Da quando abbiamo lasciato Kattegat, le notizie dalla città sono state inesistenti. Ogni tanto mi chiedo cosa stia succedendo lì, se la città è riuscita a riprendersi dalle devastazioni della guerra. La mia mente ritorna spesso a Rebeka, la mia cara amica di un tempo. Non so nulla di lei, se è viva o se è stata inghiottita dal destino crudele che ha colpito tanti altri. La sua assenza pesa sul mio cuore come una pietra, e ogni pensiero su di lei è come un pugnale che affonda un po' più a fondo.

Tante cose sono accadute da allora, ognuno di noi è cambiato, plasmato dal dolore e dalla perdita. Siamo diventati ombre di ciò che eravamo, frammenti di anime spezzate dalla battaglia per Kattegat. Lagertha non è più la stessa dopo aver ucciso Astrid; il dolore e la colpa la tormentano, e i suoi occhi, una volta pieni di determinazione, ora sono velati di tristezza. Bjorn è cambiato profondamente dopo la morte di Snaefrid; la sua rabbia è diventata una fiamma costante che brucia dentro di lui, una fiamma che lo consuma giorno dopo giorno. Io stessa sono una persona diversa, la mia fede negli dei è svanita, e mi sento sola come mai prima d'ora.

La battaglia contro Ivar e il suo esercito ha lasciato cicatrici profonde. I suoi soldati franchi hanno aumentato di molto il suo potere, e la sua sete di sangue sembra insaziabile. Ognuno di noi ha perso qualcuno: un padre, una madre, fratelli e sorelle, figli e figlie.

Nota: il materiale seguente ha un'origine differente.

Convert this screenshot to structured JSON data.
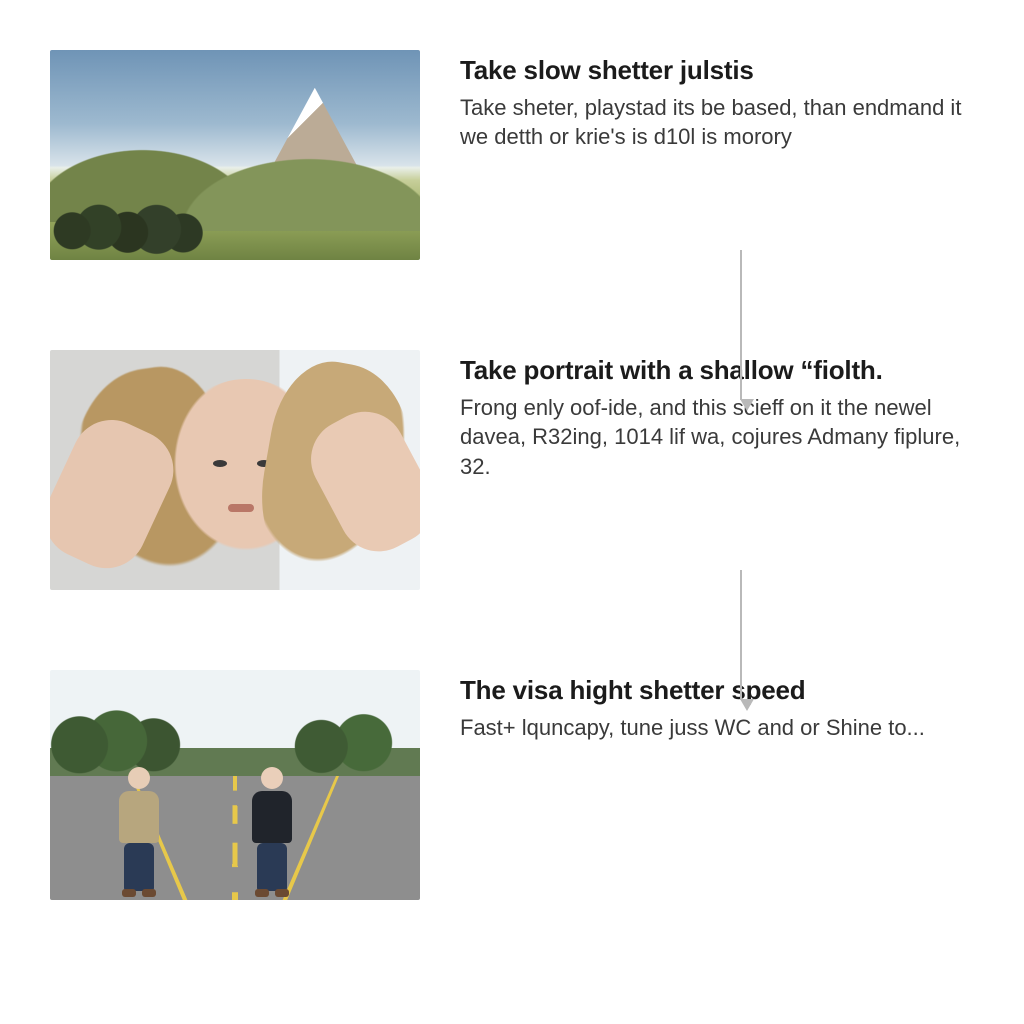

Abbiamo combattuto non solo contro Ivar, ma anche contro le ombre del nostro passato, guadagnando solo sangue sulle nostre mani e ferite che non guariranno mai.

Le nostre giornate sono trascorse sul chi vive, sempre pronti a un attacco nemico. Le notti sono piene di inquietudine, dormiamo con un occhio aperto e uno chiuso, un coltello sotto il cuscino. Ogni rumore nella notte è un potenziale pericolo, ogni sussurro del vento è una minaccia.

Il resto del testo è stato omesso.